I would, therefore, hold that Rule 1100 started to run from the date on which the complaint was filed with and approved by the District Magistrate. From this conclusion it follows that the Commonwealth’s petition for extension was untimely, and that appellant’s motion to dismiss should have been granted.
CERCONE, J., joins in this opinion.. The Vehicle Code, Act of April 29, 1959, P.L. 58, § 1220; 75 P.S. § 1220 (1971). This section was repealed by, and has no equivalent in, the new Vehicle Code.
Because of our disposition of appellant’s Rule 1100 claim, we need not discuss the propriety of using this criminal statute for what appears, from the facts stated and from certain testimony at trial, to be collection of a private debt. See Commonwealth v. Gallo, 473 Pa. 186, 191, 373 A.2d 1109, 1112 (1977), rev’g 236 Pa.Super. 557, 345 A.2d 747 (1975).

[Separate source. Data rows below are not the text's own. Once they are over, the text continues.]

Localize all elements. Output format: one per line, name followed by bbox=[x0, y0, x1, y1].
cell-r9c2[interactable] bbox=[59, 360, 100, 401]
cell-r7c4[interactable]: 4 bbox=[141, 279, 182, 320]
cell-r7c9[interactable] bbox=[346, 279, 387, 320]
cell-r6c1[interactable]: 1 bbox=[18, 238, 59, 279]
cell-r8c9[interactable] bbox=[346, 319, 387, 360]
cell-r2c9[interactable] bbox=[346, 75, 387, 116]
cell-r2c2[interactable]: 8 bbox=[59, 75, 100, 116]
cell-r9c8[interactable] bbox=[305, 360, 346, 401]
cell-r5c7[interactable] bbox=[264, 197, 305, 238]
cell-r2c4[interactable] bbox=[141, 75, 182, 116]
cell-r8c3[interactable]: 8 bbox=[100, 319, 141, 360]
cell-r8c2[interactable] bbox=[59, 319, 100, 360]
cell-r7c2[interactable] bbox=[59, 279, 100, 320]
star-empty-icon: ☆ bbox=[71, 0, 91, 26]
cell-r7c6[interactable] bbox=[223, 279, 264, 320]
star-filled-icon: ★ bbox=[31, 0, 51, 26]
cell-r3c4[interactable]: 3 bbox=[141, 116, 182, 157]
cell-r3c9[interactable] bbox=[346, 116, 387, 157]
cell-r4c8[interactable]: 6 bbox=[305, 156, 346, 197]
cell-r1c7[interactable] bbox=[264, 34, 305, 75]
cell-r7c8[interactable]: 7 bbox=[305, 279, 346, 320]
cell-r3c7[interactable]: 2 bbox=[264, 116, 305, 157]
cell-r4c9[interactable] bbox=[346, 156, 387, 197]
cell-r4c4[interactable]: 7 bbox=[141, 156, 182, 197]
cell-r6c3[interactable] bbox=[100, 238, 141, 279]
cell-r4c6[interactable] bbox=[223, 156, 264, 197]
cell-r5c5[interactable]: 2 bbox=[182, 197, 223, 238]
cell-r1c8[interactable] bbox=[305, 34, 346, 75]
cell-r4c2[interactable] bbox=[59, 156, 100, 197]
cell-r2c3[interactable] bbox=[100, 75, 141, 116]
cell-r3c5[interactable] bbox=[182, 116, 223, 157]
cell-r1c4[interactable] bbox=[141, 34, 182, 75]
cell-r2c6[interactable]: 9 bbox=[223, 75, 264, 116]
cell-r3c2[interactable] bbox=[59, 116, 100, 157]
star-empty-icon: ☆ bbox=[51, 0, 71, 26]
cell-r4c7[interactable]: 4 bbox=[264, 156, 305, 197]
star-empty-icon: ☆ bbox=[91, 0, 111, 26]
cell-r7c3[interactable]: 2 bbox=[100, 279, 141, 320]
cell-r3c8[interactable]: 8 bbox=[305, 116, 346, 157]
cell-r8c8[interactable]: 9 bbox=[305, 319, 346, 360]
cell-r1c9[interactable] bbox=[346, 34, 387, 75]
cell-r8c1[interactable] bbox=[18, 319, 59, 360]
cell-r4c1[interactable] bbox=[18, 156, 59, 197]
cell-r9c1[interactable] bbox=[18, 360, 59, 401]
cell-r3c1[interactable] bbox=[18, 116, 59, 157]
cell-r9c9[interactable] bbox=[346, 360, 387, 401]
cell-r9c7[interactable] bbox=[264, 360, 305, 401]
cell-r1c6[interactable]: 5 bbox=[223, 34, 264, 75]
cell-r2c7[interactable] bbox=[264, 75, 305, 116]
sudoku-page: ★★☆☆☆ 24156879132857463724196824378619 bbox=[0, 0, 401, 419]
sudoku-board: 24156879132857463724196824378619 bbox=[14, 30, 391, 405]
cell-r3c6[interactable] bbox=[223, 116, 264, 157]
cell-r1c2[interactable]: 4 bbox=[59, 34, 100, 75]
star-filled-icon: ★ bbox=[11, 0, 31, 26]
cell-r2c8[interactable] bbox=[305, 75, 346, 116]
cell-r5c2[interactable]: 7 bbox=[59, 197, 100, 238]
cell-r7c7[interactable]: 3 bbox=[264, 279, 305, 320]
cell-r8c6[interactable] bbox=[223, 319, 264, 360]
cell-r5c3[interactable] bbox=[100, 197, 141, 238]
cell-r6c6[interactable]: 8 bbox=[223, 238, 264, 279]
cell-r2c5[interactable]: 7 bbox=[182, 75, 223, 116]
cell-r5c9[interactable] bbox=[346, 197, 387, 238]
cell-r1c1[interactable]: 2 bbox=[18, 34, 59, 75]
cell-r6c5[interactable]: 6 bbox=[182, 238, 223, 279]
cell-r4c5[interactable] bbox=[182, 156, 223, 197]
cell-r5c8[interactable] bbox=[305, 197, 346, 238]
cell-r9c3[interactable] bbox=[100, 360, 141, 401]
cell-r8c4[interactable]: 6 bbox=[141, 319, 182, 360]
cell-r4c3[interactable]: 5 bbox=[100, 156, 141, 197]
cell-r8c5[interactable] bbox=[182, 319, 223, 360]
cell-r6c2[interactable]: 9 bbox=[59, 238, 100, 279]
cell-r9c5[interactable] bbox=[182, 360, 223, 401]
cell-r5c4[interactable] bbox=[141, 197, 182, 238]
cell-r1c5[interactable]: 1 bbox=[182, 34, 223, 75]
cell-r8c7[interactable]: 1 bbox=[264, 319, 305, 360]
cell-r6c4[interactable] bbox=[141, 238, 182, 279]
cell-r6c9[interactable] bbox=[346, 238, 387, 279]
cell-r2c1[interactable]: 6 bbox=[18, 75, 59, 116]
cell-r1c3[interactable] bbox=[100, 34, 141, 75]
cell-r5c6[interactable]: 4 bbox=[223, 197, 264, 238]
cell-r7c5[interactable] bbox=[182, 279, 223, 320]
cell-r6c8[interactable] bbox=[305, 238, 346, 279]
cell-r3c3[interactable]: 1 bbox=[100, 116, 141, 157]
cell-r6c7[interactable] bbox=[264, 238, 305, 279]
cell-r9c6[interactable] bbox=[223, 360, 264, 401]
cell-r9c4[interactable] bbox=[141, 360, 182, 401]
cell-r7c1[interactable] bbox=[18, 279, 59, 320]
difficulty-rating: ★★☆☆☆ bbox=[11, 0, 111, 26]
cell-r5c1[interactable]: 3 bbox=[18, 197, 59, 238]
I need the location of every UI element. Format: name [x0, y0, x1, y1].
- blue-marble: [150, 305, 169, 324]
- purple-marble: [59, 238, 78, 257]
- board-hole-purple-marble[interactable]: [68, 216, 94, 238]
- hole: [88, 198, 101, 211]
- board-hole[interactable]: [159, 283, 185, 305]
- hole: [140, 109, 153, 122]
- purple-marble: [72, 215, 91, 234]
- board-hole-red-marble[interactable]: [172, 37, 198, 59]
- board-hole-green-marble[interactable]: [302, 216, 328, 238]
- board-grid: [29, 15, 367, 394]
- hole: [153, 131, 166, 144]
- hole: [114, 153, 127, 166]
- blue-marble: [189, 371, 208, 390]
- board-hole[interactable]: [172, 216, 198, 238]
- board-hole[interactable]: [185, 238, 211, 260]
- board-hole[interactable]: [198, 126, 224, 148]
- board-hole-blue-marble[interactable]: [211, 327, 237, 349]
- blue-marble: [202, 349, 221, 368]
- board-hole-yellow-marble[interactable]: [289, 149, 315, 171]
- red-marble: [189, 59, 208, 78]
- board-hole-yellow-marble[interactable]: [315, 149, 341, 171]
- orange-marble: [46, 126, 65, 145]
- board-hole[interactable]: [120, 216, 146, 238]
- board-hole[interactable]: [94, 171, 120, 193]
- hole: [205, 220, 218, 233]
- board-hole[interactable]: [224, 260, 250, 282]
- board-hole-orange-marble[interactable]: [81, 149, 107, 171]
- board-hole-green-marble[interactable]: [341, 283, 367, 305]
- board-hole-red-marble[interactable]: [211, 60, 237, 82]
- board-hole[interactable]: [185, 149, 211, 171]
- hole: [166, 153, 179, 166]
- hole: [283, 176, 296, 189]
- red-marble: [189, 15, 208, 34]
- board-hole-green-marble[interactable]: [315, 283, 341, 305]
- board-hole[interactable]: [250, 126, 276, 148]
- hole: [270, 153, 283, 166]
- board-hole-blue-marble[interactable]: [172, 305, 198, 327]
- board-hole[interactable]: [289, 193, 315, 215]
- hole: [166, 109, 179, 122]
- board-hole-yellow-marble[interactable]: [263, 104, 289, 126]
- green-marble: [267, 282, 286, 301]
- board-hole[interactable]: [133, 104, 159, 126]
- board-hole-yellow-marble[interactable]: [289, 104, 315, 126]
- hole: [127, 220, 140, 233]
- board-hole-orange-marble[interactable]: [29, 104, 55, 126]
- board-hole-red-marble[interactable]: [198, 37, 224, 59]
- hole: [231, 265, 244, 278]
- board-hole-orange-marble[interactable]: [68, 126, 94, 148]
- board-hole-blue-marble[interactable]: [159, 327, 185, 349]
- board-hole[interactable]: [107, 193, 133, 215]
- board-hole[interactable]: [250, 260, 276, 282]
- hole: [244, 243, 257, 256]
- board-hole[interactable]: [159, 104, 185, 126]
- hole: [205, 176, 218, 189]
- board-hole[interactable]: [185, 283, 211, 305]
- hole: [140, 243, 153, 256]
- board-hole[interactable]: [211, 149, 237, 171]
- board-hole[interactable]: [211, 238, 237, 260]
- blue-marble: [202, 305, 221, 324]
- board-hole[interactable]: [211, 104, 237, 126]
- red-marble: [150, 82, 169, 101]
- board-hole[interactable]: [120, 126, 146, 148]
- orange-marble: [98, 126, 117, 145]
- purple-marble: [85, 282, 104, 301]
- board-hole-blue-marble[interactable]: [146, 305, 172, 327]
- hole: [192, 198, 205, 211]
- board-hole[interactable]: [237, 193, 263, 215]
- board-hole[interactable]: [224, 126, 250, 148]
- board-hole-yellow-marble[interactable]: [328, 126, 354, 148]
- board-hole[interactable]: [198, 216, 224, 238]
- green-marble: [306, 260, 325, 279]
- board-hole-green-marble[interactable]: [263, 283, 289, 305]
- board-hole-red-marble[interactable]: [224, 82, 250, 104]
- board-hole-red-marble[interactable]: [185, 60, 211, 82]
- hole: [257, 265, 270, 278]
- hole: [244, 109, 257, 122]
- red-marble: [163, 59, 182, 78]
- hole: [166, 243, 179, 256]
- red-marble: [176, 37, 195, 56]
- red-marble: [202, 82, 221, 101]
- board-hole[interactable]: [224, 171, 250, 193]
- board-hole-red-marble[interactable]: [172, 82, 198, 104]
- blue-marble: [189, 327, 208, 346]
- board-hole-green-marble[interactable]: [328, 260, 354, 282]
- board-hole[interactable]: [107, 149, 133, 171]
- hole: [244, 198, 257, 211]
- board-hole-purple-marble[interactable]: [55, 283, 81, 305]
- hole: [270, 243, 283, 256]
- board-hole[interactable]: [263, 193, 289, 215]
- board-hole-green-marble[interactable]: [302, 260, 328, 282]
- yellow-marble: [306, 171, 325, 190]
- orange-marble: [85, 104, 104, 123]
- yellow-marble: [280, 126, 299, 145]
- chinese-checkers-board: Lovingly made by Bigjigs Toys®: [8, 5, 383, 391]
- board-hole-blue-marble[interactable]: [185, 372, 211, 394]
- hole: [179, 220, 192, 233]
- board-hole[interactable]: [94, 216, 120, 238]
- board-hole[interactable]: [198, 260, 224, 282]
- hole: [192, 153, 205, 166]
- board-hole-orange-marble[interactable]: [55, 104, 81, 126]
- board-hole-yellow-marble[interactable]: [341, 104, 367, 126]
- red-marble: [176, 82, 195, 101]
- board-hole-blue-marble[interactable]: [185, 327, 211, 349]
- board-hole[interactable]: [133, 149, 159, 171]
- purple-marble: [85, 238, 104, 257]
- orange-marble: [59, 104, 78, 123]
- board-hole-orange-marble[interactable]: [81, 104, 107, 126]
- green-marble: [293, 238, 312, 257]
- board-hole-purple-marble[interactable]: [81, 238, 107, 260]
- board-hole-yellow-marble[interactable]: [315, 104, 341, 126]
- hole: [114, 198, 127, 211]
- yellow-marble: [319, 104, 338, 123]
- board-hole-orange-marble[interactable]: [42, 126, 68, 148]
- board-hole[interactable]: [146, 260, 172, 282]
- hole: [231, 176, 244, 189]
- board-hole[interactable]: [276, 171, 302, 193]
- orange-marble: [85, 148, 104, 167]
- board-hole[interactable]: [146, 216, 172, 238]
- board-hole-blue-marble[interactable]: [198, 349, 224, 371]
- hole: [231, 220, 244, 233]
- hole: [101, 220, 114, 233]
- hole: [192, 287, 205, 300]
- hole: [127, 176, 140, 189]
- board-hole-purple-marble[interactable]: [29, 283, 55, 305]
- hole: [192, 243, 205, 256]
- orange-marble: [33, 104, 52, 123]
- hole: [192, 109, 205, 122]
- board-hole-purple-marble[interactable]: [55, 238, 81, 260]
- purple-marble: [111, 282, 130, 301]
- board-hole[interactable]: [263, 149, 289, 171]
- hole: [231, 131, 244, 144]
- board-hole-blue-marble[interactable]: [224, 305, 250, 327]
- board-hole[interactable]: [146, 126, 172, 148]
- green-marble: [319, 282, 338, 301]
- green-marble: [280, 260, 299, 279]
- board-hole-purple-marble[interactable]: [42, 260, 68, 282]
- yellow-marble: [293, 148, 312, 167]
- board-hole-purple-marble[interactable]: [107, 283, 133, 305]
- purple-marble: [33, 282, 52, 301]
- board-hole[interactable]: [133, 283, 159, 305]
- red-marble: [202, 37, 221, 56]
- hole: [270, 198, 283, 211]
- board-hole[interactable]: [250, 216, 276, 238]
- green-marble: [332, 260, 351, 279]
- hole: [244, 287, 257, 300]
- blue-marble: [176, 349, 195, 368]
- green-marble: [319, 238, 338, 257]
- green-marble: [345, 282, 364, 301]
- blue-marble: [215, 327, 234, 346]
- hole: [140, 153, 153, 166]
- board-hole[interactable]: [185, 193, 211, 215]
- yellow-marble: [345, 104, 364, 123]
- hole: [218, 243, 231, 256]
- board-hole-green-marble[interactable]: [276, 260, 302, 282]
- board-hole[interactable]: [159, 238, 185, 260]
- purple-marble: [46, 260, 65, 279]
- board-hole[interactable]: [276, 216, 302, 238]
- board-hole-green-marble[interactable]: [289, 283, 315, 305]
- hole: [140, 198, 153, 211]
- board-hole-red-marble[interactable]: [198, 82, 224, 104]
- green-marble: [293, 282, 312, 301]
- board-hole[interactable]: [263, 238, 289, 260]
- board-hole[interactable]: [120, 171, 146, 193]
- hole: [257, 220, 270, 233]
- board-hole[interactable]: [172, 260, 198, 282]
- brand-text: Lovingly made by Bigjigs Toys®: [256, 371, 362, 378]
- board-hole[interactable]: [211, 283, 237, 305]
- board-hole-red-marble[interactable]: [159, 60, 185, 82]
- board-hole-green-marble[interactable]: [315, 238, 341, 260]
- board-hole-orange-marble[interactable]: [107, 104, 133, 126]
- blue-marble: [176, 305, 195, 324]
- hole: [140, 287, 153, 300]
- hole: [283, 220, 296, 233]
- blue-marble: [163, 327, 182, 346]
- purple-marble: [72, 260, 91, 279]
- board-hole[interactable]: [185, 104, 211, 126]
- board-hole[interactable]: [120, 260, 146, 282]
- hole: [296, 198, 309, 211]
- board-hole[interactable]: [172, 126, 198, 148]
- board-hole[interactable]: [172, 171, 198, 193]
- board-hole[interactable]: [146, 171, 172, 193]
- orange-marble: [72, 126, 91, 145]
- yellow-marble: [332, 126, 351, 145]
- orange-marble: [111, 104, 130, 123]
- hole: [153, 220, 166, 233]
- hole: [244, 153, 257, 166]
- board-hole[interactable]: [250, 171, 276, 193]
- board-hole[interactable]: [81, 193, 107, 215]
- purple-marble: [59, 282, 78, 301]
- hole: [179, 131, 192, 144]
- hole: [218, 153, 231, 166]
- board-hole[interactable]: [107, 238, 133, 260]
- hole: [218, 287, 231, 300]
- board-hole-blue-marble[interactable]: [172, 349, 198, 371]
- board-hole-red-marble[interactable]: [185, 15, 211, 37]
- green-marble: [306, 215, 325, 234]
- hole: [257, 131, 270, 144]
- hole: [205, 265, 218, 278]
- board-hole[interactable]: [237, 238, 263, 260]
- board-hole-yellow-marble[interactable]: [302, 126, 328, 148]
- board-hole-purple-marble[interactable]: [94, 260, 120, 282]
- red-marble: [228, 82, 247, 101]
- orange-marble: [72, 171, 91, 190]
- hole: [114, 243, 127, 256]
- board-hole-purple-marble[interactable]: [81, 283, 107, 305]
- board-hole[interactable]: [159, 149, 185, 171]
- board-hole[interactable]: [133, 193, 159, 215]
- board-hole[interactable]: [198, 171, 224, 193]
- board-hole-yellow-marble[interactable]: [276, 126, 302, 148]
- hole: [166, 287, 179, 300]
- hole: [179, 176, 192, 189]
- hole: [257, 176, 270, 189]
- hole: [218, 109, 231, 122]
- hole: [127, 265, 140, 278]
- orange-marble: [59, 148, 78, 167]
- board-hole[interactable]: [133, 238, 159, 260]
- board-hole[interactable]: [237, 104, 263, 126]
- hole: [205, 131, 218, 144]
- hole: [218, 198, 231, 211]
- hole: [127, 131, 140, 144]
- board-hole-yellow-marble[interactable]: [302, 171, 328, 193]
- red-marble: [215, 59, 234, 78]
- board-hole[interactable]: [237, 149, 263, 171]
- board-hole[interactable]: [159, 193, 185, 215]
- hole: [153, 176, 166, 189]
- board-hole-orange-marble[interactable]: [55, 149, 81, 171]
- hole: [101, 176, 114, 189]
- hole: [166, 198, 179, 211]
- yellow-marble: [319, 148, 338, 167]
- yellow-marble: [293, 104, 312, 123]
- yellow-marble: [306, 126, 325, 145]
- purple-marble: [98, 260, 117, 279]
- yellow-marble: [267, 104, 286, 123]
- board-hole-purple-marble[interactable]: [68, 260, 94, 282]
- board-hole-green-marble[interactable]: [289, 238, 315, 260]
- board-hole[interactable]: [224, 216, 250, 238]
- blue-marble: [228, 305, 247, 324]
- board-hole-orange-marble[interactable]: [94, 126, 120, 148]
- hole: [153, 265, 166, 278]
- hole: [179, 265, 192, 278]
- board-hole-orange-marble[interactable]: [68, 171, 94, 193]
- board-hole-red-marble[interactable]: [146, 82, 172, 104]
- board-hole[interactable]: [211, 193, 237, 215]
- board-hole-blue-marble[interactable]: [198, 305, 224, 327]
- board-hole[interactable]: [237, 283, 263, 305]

. The docket does not record appellant’s motion to dismiss. However, the docket does show the lower court’s order denying the motion, on July 9, 1975. It is therefore evident that the motion was filed timely, under Rule 1100(f).
. The Commonwealth does not argue that the period was extended by exclusions under Rule 1100(d). It did so argue in its opposition to appellant’s post-verdict motions, but there is nothing of record to support its argument.